Detroit Regional Chamber > Chamber > Chamber Applauds Detroit City Council on Selection of Mary Sheffield as New President

Chamber Applauds Detroit City Council on Selection of Mary Sheffield as New President

January 5, 2022
On Tuesday, Jan. 4, the Detroit City Council chose Mary Sheffield as its new president. The Detroit Regional Chamber supported Council President Sheffield during her reelection campaign in 2021 and congratulated her on becoming the city’s legislative body leader.

Council President Sheffield was president pro-tempore last term, rose to the top spot as City Council president in a 7-2 vote. Brenda Jones, who decided not to run for reelection, was the president. Council also voted in member James Tate as its new president pro-tem — a position that presides over council when the president is unavailable.

“The Chamber applauds the Detroit City Council for electing Mary Sheffield as president and James Tate as president pro-tem,” said Bernard Parker III, director of government relations. “Collaborative and thoughtful leadership on the City Council that works closely with Mayor Duggan will be critical in addressing the challenges that Detroit faces.”

Sheffield has been on the council since 2014 when she joined as the youngest-ever member at age 26. She represents District 5, which covers the central part of the city. Tate, who represents District 1 in northwest Detroit, is this council’s longest-serving member. The new president pro-tem, who began his tenure in 2010, focused on reforming the city’s cannabis industry and introduced an ordinance last term that aimed to get longtime Detroit residents involved in recreational cannabis.

“I’m looking forward to this challenge, moving the city forward and working with each of my colleagues,” Sheffield said. “We may not always agree, but I can guarantee each and every one of you there will always be an open line of communication and that our No. 1 goal is that we continue to move the city forward.
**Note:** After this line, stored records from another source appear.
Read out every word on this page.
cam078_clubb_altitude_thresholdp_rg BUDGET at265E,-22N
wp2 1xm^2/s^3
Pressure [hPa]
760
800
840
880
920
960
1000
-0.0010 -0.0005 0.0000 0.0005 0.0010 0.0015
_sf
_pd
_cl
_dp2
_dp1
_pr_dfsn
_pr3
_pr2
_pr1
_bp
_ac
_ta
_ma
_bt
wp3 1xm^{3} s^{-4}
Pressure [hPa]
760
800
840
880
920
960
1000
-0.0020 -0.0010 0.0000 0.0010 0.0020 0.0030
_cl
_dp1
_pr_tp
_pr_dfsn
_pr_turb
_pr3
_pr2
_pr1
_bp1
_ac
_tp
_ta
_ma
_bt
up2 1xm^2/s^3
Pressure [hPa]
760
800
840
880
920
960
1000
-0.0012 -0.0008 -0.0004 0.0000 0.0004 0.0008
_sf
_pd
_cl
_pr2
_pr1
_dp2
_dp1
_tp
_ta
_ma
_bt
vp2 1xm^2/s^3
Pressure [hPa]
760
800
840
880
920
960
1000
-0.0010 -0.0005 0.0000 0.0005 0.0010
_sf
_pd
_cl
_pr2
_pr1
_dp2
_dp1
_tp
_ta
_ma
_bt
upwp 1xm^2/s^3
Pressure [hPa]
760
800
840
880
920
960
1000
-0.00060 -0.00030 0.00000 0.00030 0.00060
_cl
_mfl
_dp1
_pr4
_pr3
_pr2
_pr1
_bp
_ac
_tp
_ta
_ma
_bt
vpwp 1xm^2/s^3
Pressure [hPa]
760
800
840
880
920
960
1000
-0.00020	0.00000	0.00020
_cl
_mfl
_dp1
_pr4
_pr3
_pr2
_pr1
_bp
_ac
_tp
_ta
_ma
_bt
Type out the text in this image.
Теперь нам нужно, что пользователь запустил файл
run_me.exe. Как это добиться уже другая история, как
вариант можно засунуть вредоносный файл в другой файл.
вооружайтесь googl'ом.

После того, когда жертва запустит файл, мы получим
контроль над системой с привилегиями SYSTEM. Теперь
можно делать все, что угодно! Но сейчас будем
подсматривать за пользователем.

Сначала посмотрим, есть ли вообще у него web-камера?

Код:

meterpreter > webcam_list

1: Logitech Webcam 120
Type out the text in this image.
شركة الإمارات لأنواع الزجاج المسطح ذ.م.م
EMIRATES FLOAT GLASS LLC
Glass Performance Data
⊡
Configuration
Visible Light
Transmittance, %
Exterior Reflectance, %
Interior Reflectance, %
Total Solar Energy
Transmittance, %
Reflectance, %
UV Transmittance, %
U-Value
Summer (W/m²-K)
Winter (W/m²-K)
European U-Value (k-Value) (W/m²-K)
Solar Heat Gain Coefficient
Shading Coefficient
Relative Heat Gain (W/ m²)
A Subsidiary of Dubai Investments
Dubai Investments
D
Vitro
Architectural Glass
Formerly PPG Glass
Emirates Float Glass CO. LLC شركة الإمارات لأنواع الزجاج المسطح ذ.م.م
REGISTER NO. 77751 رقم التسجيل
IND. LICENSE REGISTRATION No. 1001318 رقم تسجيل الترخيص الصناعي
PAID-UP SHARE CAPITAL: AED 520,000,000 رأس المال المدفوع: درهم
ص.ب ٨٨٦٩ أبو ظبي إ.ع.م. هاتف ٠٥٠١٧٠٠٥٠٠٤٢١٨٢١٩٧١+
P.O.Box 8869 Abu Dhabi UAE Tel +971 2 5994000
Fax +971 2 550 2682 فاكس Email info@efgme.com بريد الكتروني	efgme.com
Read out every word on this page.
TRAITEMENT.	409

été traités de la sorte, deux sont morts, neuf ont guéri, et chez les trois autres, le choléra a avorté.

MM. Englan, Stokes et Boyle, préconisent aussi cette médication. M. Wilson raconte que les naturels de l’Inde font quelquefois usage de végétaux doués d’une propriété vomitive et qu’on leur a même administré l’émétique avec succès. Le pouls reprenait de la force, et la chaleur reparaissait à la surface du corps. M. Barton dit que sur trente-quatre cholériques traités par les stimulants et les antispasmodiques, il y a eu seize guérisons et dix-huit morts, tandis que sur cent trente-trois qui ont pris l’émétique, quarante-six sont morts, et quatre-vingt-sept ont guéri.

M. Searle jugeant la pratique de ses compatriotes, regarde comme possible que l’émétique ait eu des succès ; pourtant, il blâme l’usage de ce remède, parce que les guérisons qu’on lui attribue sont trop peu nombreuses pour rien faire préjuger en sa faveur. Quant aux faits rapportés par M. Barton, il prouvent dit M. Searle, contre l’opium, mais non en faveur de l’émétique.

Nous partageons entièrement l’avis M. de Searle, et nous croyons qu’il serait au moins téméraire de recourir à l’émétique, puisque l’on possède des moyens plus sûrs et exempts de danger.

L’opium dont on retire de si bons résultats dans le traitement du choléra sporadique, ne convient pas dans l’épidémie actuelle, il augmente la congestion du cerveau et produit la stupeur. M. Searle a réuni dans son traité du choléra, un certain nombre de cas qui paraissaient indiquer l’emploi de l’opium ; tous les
So thank you for your vote and confidence in me.”

There are six new members and three returning after two incumbents lost their seats to newcomers in the November election and two other council members last year resigned over guilty pleas for bribes.

“This is going to be a very challenging year as we already know, but with that we know that there’s a lot of promise that we have ahead of us, as well, and I promise to make sure that I never besmirch this body,” Tate said during Tuesday’s session.

The Chamber will be actively working with Mayor Duggan and City Council on a cohesive policy agenda that advances the strong recovery Detroit has seen over the past decade.